Clean and Merge Housing Data
Company: Capital One
Role: Data Scientist
Category: Data Manipulation (SQL/Python)
Difficulty: easy
Interview Round: Onsite
You are given two pandas DataFrames from a house-price screening exercise.
`house_sales_raw`
- `listing_id` INT
- `sale_price` FLOAT, nullable in rows reserved for scoring
- `sqft_living` STRING
- `lot_size` STRING
- `bedrooms` STRING
- `bathrooms` STRING
- `year_built` STRING
- `zipcode` STRING
- `house_type` STRING
- `garage_spaces` STRING, nullable
- `condition_score` STRING, nullable
`zipcode_features`
- `zipcode` STRING
- `median_income` FLOAT
- `school_score` FLOAT
Relationship:
- `house_sales_raw.zipcode = zipcode_features.zipcode`
Tasks:
1. Convert numeric-like string columns to the correct pandas numeric dtype. Invalid parses should become null rather than causing failures.
2. Merge `house_sales_raw` with `zipcode_features` on `zipcode`.

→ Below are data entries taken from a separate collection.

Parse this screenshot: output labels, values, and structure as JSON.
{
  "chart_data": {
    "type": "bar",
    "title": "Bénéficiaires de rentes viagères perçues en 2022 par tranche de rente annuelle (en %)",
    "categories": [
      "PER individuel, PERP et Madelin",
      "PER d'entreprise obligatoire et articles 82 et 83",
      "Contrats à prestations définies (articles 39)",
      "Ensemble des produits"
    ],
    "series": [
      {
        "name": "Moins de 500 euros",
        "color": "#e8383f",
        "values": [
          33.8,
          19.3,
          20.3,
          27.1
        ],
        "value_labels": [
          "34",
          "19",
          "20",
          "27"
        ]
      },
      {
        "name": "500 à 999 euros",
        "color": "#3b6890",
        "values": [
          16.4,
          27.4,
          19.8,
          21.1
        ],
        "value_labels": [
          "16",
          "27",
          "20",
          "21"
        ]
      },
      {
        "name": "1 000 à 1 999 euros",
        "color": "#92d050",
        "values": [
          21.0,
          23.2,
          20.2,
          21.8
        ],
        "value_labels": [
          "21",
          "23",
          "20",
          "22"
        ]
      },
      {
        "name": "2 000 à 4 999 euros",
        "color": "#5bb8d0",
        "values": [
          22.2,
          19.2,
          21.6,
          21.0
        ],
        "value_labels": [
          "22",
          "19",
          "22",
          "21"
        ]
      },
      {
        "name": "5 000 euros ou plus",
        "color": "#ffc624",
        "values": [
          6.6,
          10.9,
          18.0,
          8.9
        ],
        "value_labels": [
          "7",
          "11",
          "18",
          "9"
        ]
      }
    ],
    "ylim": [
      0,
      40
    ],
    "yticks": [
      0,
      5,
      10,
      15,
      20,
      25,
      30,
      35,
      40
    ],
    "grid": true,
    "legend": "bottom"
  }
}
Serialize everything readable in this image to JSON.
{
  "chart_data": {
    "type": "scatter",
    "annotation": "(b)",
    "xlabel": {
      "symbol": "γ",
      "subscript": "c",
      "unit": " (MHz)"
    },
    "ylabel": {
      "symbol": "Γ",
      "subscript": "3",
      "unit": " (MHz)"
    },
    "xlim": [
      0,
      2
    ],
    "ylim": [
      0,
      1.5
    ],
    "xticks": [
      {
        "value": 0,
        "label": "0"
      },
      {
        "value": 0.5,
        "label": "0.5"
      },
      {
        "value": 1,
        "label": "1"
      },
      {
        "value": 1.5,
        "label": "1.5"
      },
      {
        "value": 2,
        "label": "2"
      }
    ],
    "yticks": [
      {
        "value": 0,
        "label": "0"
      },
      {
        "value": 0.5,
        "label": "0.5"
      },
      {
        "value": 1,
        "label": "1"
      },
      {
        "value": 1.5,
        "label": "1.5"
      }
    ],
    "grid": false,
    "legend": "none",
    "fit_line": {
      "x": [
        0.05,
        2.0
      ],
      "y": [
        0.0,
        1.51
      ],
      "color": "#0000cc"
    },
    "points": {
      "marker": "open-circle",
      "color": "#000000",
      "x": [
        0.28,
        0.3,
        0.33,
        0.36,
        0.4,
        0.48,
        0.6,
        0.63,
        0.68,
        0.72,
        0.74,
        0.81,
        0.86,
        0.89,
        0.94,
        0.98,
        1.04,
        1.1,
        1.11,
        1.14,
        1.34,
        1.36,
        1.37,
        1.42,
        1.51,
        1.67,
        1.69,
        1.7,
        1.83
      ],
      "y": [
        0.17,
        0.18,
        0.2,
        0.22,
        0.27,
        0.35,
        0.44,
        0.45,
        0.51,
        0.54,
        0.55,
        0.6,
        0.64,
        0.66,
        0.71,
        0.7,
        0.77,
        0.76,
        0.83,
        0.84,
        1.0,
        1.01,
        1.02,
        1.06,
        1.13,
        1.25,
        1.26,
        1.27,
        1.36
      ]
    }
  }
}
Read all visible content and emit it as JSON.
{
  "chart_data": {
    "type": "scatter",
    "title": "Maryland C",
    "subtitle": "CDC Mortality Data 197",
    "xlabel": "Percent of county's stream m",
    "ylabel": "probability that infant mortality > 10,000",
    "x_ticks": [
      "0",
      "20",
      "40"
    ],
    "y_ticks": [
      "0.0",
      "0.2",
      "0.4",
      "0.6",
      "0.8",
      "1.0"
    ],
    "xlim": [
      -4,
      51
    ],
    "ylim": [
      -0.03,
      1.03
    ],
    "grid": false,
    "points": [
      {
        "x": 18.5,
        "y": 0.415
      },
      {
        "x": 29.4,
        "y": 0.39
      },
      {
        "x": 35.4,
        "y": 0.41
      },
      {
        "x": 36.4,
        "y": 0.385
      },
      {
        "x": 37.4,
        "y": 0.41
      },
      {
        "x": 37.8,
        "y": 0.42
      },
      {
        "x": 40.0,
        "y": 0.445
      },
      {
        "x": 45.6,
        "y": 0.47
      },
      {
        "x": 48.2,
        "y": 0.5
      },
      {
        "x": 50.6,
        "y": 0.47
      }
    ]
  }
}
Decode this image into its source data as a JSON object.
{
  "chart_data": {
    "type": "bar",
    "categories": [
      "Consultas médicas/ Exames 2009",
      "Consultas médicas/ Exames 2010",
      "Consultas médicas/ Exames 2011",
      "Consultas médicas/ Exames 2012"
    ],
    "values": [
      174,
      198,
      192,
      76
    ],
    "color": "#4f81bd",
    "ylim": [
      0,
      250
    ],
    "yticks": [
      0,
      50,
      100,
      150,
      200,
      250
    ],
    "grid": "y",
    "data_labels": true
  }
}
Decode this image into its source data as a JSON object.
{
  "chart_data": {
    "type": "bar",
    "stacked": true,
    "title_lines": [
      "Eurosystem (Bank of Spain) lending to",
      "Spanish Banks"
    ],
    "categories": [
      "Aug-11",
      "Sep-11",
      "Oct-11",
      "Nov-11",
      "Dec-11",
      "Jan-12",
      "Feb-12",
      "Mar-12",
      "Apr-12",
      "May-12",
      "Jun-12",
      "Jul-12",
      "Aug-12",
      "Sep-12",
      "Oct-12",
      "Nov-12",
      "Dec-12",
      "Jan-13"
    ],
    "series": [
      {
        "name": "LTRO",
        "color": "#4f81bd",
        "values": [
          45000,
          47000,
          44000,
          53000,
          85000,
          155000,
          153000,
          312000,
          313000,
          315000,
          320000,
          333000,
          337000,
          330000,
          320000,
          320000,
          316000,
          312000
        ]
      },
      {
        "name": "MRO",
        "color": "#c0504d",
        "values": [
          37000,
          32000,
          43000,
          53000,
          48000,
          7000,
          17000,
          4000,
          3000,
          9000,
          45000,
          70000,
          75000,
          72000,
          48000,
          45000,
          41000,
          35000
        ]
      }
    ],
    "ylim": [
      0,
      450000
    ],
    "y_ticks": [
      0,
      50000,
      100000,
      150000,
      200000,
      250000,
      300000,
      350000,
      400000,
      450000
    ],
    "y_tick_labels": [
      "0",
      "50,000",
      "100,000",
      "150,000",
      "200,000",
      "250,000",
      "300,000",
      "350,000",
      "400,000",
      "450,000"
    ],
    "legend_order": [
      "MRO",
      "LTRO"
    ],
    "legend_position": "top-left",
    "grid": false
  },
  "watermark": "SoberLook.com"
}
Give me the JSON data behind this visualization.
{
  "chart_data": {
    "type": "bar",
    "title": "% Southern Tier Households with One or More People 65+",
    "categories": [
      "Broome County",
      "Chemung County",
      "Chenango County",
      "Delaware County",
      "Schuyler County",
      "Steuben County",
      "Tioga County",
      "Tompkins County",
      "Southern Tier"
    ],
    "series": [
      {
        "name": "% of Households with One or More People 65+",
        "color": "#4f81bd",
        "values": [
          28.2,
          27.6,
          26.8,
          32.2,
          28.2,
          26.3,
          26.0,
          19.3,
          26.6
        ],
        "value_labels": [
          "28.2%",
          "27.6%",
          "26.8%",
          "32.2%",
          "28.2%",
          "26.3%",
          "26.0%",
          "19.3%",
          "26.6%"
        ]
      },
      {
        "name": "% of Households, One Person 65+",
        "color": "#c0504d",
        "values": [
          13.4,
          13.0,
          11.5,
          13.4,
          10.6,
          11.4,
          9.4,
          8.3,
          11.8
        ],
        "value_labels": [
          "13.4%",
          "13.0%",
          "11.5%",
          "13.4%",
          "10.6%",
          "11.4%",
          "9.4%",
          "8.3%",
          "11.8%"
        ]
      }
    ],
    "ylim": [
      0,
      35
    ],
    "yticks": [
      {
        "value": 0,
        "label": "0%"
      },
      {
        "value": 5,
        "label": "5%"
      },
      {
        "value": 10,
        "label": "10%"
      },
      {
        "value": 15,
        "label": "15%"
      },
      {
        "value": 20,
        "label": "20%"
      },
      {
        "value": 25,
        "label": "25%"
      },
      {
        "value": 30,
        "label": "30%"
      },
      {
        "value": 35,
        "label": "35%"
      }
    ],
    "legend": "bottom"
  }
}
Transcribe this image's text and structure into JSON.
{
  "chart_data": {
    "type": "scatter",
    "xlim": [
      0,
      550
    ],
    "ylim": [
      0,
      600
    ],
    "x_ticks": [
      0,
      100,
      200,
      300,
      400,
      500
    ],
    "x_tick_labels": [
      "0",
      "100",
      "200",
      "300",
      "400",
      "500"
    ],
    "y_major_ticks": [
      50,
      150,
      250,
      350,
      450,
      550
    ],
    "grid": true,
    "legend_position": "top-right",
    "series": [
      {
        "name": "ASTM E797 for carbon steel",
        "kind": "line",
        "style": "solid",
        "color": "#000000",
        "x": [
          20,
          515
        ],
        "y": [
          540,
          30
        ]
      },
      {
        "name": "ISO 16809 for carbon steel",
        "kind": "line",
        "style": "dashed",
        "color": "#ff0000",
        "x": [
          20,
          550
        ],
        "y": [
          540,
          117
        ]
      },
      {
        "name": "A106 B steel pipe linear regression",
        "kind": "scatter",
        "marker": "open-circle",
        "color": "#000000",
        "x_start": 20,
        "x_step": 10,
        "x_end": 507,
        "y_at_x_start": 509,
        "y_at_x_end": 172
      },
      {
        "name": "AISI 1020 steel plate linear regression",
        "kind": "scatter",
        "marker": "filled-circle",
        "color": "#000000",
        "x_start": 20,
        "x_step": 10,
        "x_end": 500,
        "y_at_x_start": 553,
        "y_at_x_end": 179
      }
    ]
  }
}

3. Fill missing values using simple imputation rules: median for numeric columns, mode for categorical columns, and create explicit indicator columns for imputed fields where appropriate.
4. Return a cleaned DataFrame with one row per `listing_id` and the following output columns:
`listing_id, sale_price, sqft_living, lot_size, bedrooms, bathrooms, year_built, zipcode, house_type, garage_spaces, condition_score, median_income, school_score`.
You may assume the exercise is purely tabular and no timezone handling is needed.
Quick Answer: This question evaluates data cleaning, type coercion, robust merge operations, and missing-data imputation skills within tabular datasets, emphasizing pandas-based DataFrame manipulation and integration of auxiliary zipcode features.